Hanno tentato di rinchiudervelo, in tanti modi, sotto tanti aspetti. Ne è sempre scappato, facendosi trovare altrove. Ovunque, meno che lì dentro. In un “sacramento dell’altare”. In realtà non c’è mai stato. La sua presenza è stata sempre una finzione.
Tutto quello che si è fatto per chiuderlo in un luogo, a disposizione di un sacerdozio, può solo costituire un esempio di come anche un insegnamento come quello di Gesù possa, nelle manipolazioni degli uomini, diventare il contrario.

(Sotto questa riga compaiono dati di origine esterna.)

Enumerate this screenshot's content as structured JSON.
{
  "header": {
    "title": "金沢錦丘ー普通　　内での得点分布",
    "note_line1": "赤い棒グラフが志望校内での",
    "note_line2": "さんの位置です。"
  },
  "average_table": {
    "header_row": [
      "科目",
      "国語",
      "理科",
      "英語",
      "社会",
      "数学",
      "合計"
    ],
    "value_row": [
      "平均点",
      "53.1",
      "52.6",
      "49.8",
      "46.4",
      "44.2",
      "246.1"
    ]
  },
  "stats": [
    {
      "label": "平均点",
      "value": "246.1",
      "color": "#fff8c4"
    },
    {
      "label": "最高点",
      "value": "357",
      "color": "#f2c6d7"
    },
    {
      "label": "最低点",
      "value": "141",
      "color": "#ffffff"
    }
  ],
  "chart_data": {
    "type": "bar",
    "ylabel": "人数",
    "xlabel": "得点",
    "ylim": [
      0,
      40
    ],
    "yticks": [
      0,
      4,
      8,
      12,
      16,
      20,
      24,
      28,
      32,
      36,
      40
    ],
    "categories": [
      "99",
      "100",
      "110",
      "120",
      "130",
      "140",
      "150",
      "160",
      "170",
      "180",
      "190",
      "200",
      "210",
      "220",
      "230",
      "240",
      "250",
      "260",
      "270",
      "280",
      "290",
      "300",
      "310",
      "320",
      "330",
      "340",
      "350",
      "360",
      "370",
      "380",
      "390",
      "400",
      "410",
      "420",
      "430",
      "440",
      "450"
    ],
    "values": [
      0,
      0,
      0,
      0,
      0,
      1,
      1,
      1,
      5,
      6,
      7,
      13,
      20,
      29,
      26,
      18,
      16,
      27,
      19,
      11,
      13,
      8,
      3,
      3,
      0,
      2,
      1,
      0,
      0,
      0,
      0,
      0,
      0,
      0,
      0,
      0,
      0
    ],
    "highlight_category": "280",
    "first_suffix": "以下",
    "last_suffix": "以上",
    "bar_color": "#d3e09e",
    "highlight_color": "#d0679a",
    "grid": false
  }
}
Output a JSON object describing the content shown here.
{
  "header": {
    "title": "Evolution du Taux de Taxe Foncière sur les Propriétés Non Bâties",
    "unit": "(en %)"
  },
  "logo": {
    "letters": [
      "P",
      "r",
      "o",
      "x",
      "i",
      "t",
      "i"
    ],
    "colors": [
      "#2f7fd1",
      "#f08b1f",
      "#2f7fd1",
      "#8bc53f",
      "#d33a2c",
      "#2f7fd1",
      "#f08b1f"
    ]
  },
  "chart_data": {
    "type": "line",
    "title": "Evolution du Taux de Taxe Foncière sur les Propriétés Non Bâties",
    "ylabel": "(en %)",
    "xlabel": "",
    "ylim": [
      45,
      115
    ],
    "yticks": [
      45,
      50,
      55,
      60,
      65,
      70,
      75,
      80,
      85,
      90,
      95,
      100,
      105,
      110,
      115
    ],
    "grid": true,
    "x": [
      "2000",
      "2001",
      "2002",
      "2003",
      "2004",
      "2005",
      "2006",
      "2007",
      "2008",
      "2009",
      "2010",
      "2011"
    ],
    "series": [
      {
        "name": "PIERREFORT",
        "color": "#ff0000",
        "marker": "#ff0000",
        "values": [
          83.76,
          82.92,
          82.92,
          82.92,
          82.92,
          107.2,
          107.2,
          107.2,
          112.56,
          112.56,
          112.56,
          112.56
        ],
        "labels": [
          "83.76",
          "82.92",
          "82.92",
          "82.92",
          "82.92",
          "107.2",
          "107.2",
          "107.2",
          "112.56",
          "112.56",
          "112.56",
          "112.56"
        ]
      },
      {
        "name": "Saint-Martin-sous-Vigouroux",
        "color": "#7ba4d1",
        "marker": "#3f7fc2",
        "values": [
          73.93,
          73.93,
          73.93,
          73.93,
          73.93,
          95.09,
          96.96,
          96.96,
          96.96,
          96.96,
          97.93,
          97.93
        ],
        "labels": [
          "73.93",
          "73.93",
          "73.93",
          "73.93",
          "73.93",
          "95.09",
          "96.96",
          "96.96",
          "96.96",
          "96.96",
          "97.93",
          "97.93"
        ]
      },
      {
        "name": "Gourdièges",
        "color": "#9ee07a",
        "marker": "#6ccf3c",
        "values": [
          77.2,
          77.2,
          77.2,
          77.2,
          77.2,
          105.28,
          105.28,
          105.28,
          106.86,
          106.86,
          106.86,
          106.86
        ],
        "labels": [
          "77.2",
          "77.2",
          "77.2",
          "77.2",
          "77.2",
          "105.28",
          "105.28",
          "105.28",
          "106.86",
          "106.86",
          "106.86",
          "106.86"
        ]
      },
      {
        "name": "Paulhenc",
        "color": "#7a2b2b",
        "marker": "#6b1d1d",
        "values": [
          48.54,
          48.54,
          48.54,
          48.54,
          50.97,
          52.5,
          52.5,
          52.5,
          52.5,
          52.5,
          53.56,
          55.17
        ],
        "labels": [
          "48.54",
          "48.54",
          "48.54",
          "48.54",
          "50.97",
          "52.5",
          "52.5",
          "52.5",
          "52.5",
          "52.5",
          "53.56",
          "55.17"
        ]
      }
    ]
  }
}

Si è avuta una degenerazione anche del cristianesimo. Che cosa non si corrompe in questo mondo?
Maestro dove dimori? Maestro, dove vai?
Il ministero di Gesù comincia con la domanda che i primi discepoli gli rivolgono: “Maestro dove dimori ?”. E finisce in quella che i discepoli, nel commiato di fronte alla morte, gli fanno (Gv. 13:3b): Simon Pietro gli domandò: Signore, dove vai ?” E Gesù vorrebbe che tutti avessero il coraggio di chiedergli; Dove vai ? (16:5)
Gesù andava verso la morte e oltre la morte. Andava al Padre. Anzi: tornava al Padre, secondo le parole di Giovanni. Era venuto come luce in questo mondo. E portava luce anche in questa tenebra delle tenebre che è la morte.

Gesù quindi passava.
Ed è rimasto come l’immagine dell’uomo che passa. Passa attraverso questo spazio (né tanto, né poco), passa attraverso questo tempo (né tanto, né poco).
E’ l’uomo che passa e sa dove va. Questo è il punto.
Non è come Abramo, che ubbidisce alla parola di Dio che gli ordina di lasciare Ur dei Caldei, ma non sa dove andrà (verso quale “dove”).
Così chi lo segue: è un uomo che si è alzato e si è messo a camminare, perché ha deciso di andare. Ma non è che non sappia “dove”, come Abramo.
Quel Gesù Cristo che va verso un “dove” è ormai un punto di riferimento.
“Dove sarò io sarete anche voi …”
Non essere di questo mondo

Per cui se un Gesù può dire “io non sono di questo mondo …” chi lo segue può fargli eco: Nemmeno io … Non siamo di questo mondo. Ma c’è chi se ne accorge e chi no.
Chi lo scopre, è perché guarda a questo Gesù Cristo. Accettarlo, accoglierlo, significa sentirsi straniero (“non di questo mondo) e in cammino verso quell’altrove di Cristo (“pellegrino”). Significa mettersi fuori. “Usciamo fuori dal campo, portando il vituperio di Cristo”.
Chi cammina lentamente, chi arriva dopo e dietro gli altri, a distanza, più cautamente dice: “ Sono di questo mondo, ma non solo di questo mondo”. Dentro e fuori.
Ma c’è anche chi dice, e lo vuole dire: “E io voglio restare in questo mondo, finché posso. Sono figlio di questa Madre Terra: non voglio essere bastardo. Voi andate pure:io resto”.
Bastardo ? Ma chi non si sente più figlio della terra, sente così perché ha trovato un Padre. Purtroppo non abbiamo anche una Madre. Non sarebbe che un idolo.

“Maestro, dove dimori ?”
“Venite e vedete” (Gv. 1:38-39).
Un invito promettente.
Ma la domanda finale, “Dove vai ?” è una domanda matura, frutto dell’esperienza, che non poteva essere posta al principio.